Large-scale industrial livestock farms may also be a breeding ground for pathogens that could infect humans, particularly when their locations encroach on wildlife areas. With the 1999 Nipah virus outbreak in Malaysia, fruit bats passed on a viral infection that spread among a large pig farm built at the edge of a forest. Pig farmers likely picked up the virus from direct contact with sick pigs or when handling contaminated bodily tissue. The virus caused more than 100 deaths across Malaysia and Singapore and substantial economic impact as more than 1 million pigs were killed to help control the outbreak.

Avoiding the Next Pandemic

Preventing future disease outbreaks requires making big decisions on how we interact with the environment. Maintaining the intactness of landscapes and biodiversity is crucial as it reduces human-wildlife interaction while also being beneficial to other aspects of both human and planetary health, says Jones.

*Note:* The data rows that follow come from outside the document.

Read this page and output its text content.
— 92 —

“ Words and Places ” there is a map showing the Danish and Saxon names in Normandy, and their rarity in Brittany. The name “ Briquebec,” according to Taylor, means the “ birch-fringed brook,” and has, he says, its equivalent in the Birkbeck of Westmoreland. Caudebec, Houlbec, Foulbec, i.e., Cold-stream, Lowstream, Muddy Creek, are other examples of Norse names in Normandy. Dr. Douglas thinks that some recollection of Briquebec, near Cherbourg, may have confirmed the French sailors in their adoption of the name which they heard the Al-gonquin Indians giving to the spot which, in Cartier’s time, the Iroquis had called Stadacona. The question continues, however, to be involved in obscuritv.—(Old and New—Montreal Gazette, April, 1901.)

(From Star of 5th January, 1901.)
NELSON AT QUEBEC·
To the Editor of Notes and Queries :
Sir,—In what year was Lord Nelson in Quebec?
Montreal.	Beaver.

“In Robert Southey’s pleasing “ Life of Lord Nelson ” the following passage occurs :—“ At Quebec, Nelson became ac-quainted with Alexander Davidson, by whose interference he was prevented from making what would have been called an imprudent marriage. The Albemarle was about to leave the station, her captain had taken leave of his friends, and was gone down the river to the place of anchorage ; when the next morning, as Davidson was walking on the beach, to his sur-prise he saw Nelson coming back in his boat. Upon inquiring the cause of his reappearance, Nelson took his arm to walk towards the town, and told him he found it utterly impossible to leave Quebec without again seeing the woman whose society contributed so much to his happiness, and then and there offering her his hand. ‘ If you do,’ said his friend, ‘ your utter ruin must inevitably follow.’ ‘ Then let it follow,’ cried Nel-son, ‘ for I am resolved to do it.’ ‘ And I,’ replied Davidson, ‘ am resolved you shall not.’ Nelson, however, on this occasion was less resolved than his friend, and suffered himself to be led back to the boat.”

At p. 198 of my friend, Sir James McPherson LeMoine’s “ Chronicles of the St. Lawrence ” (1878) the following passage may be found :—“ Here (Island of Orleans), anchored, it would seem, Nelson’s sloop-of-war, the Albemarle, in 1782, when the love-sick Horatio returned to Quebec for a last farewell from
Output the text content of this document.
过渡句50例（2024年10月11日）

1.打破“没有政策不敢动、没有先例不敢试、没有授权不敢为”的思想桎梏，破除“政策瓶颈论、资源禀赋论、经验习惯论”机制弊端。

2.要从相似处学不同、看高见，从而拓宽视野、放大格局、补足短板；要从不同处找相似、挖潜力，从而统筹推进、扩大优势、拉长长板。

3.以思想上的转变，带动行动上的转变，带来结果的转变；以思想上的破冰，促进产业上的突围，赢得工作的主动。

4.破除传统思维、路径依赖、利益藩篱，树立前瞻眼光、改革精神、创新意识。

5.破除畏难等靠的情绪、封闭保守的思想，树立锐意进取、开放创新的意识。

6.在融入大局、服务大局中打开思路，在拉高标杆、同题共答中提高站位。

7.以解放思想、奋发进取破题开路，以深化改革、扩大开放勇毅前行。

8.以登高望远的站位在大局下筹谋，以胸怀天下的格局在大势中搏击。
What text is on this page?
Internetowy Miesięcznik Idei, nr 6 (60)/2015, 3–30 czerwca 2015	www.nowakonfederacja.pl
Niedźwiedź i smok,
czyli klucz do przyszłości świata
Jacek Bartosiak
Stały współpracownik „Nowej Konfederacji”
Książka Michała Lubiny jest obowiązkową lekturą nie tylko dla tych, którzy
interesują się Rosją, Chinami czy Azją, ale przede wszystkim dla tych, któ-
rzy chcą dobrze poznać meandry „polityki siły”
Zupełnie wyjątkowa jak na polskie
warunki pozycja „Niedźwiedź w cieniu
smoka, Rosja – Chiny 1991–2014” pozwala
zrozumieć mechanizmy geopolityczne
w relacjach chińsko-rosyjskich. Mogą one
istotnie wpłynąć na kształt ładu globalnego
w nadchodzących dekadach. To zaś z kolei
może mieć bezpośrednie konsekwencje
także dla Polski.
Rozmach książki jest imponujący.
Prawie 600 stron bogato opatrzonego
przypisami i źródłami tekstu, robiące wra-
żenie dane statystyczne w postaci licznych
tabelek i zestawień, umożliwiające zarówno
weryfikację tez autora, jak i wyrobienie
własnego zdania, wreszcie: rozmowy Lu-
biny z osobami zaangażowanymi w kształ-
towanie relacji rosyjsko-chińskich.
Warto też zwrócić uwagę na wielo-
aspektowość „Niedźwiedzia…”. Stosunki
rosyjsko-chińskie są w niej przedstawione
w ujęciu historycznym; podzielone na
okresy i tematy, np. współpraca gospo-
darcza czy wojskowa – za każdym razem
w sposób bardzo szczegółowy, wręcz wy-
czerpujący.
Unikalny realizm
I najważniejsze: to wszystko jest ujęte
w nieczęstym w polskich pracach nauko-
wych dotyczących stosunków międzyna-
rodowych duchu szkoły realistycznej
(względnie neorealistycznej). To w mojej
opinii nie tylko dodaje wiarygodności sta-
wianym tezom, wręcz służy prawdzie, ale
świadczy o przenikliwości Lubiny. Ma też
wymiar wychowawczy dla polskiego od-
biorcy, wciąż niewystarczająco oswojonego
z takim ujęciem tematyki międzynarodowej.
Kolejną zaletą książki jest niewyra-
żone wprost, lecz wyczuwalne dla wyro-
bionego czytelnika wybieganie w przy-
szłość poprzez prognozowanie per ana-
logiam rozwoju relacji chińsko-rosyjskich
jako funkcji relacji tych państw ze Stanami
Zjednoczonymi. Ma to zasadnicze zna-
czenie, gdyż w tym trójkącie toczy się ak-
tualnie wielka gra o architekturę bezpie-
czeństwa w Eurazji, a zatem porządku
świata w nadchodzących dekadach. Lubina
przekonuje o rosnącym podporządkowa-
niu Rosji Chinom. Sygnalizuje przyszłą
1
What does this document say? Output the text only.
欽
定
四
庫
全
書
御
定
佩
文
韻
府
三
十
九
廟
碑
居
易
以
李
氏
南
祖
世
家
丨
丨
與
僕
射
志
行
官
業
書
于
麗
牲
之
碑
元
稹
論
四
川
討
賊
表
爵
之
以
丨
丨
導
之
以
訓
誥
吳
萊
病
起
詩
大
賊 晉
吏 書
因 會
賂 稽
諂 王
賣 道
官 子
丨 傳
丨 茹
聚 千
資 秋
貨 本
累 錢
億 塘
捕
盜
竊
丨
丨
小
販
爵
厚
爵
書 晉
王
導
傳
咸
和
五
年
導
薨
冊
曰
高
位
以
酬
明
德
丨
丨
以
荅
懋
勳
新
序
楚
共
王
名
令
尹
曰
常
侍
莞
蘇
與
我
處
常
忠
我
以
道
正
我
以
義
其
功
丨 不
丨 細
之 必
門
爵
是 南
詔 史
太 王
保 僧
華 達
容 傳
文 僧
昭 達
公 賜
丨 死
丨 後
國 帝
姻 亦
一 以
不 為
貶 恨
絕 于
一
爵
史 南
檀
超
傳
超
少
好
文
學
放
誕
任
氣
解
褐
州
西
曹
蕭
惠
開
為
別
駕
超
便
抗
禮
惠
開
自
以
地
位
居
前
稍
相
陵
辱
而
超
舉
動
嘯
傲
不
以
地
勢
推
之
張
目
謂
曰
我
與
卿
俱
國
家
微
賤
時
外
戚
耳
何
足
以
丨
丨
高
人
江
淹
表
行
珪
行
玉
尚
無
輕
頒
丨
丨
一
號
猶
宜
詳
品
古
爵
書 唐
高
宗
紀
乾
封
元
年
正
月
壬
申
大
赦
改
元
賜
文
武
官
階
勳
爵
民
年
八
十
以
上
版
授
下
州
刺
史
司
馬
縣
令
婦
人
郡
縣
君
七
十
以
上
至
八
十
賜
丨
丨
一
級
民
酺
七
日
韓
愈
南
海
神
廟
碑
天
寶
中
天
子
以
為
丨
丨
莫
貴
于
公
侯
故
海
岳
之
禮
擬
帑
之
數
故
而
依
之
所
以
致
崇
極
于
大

Baylis suggested encouraging countries to preserve their natural environment using that most compelling of incentives: money. In the European Union, monetary compensation is available for countries that work to preserve their forests. A similar, larger-scale model could incentivize countries like Brazil and Indonesia to reduce deforestation, explains Baylis. 

A study published in Science estimated that prevention measures around deforestation, the wildlife trade, and farm practices would cost just 2 percent of the total economic toll that the COVID-19 pandemic has racked up worldwide, which has so far been pegged at $16 trillion, or approximately 90 percent of the annual gross domestic product of the U.S., according to October 2020 figures.

But restricting the reach of large, powerful industries — along with encouraging human behavioral changes — is no easy feat.  

“The genie we created is not going back into the bottle easily,” Baylis says.